Nutria Eradication Will Require Sustained Efforts
One year after launching an Incident Command System to respond to the invasive pest, nutria eradication efforts continue to progress. The California Department of Fish and Wildlife (CDFW) has been working with the California Department of Food and Agriculture, as well as the U.S. Department of Agriculture’s Wildlife Services and so far, more than 400 nutria have been captured.
“Our strategy is that we’re concurrently monitoring and looking for the geographic distribution or the extent of the infestation, while at the same time we’re working hard to remove every animal that we can because they reproduce so quickly,” said CDFW Invasive Species Program Manager Martha Volkoff. “Thus far, we’ve either fully or partially assessed over 300,000 acres throughout the state and we’re working from the locations where we know nutria are which is primarily in the San Joaquin Valley and the southern part of the Delta.”

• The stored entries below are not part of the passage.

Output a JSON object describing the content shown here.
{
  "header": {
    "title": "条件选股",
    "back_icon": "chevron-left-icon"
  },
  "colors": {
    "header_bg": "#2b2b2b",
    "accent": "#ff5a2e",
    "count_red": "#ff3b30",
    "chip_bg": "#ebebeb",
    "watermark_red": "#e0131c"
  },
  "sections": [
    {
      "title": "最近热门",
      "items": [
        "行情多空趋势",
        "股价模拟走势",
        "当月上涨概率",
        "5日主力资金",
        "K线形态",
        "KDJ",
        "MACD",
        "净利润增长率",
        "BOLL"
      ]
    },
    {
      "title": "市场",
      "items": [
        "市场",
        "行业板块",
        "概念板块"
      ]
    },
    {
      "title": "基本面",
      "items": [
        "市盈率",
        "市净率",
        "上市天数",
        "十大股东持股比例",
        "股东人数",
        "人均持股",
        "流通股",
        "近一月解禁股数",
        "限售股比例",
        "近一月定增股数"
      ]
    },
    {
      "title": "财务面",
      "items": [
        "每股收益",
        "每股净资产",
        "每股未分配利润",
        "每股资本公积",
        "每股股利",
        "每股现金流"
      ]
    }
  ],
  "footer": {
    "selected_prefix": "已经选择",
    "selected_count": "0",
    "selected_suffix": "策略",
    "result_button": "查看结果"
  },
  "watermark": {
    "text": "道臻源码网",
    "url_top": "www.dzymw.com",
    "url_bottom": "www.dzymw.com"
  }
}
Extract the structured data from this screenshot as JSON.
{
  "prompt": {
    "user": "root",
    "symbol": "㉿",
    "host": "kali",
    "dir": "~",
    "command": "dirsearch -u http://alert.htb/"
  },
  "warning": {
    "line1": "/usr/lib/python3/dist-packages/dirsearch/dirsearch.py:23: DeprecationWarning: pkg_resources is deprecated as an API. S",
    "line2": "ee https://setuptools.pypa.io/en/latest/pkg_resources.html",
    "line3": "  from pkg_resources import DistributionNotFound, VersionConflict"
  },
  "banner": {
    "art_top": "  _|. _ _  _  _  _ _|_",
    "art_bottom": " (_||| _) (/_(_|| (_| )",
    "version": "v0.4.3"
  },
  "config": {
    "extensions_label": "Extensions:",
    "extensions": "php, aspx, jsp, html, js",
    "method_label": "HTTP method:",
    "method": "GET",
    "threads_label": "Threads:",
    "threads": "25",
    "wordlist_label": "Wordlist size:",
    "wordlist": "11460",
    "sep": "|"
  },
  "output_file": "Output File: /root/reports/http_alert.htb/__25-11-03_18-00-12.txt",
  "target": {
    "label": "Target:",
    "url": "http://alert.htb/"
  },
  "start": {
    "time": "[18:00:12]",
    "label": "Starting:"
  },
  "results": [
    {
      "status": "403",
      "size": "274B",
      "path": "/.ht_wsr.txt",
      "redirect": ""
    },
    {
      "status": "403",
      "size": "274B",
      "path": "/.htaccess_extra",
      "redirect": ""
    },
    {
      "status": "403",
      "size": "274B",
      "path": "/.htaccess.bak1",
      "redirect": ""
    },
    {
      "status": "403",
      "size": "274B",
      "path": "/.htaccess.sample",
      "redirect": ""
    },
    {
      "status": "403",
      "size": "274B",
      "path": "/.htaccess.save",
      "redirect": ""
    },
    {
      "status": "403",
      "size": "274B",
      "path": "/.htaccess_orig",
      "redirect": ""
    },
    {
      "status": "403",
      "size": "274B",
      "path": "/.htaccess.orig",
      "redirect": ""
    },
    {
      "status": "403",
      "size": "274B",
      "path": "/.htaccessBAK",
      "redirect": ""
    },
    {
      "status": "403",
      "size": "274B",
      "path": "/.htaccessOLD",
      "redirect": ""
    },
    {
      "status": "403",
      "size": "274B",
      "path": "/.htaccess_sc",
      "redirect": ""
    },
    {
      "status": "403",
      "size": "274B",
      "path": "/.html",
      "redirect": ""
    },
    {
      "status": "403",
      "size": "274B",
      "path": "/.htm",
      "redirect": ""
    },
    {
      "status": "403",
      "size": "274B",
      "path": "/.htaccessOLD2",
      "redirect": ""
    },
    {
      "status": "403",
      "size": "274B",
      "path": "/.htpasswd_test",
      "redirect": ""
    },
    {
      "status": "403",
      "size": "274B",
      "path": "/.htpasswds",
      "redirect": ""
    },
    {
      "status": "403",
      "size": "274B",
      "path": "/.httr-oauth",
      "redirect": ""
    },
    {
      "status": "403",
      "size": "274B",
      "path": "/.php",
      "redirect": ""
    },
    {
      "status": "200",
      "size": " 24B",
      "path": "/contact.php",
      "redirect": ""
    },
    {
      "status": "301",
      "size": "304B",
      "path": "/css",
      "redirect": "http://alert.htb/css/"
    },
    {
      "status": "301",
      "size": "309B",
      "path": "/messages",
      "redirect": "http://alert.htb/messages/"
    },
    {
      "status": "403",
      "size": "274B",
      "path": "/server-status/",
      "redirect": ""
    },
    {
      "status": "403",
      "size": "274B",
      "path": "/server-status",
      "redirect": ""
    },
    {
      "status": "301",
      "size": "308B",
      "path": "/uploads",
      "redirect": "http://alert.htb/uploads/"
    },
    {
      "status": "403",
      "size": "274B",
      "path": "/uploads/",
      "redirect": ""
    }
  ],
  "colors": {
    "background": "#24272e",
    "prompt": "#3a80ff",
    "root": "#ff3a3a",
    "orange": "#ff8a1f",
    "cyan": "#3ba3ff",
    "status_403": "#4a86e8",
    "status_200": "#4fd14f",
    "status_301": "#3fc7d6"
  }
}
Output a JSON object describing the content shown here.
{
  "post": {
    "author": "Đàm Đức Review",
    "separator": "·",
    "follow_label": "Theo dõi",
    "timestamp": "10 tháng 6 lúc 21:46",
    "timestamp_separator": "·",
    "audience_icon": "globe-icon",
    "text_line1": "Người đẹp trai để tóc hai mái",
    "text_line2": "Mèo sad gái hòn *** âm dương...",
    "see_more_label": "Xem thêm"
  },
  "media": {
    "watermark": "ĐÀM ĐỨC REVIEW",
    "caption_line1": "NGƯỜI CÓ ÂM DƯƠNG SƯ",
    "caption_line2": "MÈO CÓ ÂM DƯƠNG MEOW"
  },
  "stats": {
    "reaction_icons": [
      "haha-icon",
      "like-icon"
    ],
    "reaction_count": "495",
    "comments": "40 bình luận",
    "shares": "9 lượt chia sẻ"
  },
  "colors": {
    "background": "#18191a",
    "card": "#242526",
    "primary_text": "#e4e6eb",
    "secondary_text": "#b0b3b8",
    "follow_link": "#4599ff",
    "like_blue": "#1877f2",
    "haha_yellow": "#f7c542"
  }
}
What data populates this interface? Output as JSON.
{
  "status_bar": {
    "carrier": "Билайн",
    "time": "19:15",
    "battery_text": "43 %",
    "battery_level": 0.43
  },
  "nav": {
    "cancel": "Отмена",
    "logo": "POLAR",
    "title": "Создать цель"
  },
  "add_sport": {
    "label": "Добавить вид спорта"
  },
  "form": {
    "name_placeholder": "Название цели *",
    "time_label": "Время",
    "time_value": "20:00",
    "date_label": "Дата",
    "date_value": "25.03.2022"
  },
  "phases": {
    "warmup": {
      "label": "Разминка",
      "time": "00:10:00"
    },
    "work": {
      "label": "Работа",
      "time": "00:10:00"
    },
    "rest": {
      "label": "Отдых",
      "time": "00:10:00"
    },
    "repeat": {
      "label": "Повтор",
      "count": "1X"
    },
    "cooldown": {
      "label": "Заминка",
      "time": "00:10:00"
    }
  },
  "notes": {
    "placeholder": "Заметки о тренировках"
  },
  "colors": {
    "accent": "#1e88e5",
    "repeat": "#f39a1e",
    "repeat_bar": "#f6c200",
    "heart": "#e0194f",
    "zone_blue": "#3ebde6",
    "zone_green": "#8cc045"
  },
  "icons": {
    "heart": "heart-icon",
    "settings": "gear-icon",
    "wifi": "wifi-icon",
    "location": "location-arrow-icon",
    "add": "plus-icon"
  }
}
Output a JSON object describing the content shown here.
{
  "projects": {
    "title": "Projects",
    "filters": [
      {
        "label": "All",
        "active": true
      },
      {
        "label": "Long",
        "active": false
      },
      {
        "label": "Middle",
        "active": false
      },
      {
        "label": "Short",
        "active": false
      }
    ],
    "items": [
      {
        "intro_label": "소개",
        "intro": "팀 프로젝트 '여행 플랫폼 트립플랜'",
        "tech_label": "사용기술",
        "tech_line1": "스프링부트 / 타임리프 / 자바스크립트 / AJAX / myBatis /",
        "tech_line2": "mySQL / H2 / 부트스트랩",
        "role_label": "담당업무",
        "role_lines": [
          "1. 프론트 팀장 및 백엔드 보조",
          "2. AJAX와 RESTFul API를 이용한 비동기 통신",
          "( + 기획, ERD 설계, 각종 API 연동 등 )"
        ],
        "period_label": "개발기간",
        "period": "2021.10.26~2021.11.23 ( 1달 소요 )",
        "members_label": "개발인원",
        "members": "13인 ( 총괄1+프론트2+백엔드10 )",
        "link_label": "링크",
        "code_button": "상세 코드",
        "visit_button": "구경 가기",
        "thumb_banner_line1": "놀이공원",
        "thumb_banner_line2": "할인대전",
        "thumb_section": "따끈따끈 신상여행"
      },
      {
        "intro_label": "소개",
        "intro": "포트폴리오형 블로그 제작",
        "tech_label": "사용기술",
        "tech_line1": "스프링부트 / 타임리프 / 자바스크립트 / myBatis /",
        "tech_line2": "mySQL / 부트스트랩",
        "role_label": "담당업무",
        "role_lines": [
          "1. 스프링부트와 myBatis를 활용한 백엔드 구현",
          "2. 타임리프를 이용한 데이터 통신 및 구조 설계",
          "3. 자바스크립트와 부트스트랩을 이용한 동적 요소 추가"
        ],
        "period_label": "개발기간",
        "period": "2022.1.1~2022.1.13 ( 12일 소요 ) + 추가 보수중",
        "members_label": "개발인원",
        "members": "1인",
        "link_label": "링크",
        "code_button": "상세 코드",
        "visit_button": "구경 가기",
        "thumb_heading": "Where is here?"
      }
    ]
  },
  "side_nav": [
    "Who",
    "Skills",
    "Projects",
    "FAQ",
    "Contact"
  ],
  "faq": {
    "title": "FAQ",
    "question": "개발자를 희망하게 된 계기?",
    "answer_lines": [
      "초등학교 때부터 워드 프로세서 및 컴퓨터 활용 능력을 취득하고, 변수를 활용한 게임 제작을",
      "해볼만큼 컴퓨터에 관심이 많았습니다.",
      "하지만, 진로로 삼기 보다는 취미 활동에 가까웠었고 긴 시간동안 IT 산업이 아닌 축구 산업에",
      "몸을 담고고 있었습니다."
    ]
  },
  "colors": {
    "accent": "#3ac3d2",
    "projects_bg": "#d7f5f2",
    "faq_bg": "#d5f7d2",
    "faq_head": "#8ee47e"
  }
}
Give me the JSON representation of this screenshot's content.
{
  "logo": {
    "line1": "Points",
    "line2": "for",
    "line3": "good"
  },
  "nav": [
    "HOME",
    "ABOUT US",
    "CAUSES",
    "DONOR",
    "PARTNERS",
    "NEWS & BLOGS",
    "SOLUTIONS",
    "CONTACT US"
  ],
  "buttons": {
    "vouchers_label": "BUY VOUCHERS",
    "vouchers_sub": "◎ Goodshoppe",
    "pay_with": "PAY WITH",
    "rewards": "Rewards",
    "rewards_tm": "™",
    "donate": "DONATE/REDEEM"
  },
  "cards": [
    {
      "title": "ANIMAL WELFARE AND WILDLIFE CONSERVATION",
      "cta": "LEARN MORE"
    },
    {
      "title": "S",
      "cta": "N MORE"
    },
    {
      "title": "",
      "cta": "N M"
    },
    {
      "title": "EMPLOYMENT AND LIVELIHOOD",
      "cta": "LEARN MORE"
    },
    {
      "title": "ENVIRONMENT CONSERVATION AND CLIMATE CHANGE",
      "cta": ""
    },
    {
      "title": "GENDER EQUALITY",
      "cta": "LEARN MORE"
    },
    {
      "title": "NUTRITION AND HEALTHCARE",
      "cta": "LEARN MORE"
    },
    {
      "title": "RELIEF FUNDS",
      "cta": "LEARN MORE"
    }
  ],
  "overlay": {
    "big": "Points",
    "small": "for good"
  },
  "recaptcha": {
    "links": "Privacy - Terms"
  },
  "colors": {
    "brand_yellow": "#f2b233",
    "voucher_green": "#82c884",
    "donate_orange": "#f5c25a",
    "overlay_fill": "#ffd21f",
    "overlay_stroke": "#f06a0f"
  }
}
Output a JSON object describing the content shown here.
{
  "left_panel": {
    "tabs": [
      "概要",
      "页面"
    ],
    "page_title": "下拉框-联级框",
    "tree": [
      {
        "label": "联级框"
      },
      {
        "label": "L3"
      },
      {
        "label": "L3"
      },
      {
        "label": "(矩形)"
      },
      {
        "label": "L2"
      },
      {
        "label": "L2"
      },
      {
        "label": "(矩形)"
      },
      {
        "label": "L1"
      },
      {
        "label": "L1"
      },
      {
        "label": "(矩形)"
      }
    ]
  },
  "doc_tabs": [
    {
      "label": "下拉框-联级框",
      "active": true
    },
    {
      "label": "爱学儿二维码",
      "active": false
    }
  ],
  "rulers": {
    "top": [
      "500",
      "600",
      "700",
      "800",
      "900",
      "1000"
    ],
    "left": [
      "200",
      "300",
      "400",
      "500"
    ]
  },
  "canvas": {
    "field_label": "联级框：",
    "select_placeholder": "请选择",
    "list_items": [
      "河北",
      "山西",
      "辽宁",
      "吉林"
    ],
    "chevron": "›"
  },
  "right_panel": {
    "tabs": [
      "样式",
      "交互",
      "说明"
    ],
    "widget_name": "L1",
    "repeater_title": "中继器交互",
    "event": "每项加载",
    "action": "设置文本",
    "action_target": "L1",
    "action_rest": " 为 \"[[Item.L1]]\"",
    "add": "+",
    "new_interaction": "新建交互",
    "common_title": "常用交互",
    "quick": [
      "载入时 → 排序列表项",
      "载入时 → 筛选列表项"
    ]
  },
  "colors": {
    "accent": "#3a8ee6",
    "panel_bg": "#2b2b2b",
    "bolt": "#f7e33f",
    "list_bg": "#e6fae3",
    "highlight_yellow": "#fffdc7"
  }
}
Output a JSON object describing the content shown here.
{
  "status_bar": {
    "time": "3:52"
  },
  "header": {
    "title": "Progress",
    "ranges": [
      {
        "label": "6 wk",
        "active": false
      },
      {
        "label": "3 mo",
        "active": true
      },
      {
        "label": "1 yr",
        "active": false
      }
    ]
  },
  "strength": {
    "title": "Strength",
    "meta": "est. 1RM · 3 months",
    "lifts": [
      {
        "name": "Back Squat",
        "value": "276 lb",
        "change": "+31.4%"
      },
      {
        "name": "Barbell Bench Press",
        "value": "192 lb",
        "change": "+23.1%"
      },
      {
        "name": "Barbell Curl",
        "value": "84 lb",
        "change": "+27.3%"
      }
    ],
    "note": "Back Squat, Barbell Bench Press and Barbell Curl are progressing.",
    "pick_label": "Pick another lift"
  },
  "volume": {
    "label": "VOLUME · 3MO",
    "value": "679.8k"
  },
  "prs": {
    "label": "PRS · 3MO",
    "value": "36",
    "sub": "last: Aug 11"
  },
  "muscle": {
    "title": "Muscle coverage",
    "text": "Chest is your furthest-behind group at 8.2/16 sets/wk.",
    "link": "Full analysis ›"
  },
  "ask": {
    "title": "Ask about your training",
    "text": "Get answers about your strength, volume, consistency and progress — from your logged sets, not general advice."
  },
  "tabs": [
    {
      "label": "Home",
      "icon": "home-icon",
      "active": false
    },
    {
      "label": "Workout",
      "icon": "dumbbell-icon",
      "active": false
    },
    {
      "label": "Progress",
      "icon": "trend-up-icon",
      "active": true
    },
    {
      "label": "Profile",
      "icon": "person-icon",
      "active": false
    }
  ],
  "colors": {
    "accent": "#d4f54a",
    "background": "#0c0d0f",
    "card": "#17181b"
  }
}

The majority of captures have been made in Merced County, however, because nutria is a semi-aquatic animal CDFW has identified approximately 1.8 million acres of suitable habitat. “They eat a large amount of vegetation which can result in the denuding of wetlands areas and riparian areas, and they also burrow into soil banks and so that can create instability in the surrounding soils…so we’re really at a risk both to agriculture and the environment from nutria,” Volkoff noted.
CDFW will remain diligent in nutria eradication activities, which could require a significant amount of time in order to be thorough in addressing all nutria in the state. “This is going to be a long, sustained effort. In order to be successful, it’s going to take several years of eradication, trapping efforts, and follow-up monitoring to confirm that all nutria have been removed,” Volkoff said. “Thus far we’ve gotten really an outpouring of support from the public and other agencies so I’m optimistic that we can be successful in this long-term effort.”
Landowners who suspect nutria may be occupying their land are encouraged to document possible sightings and report findings to the CDFW.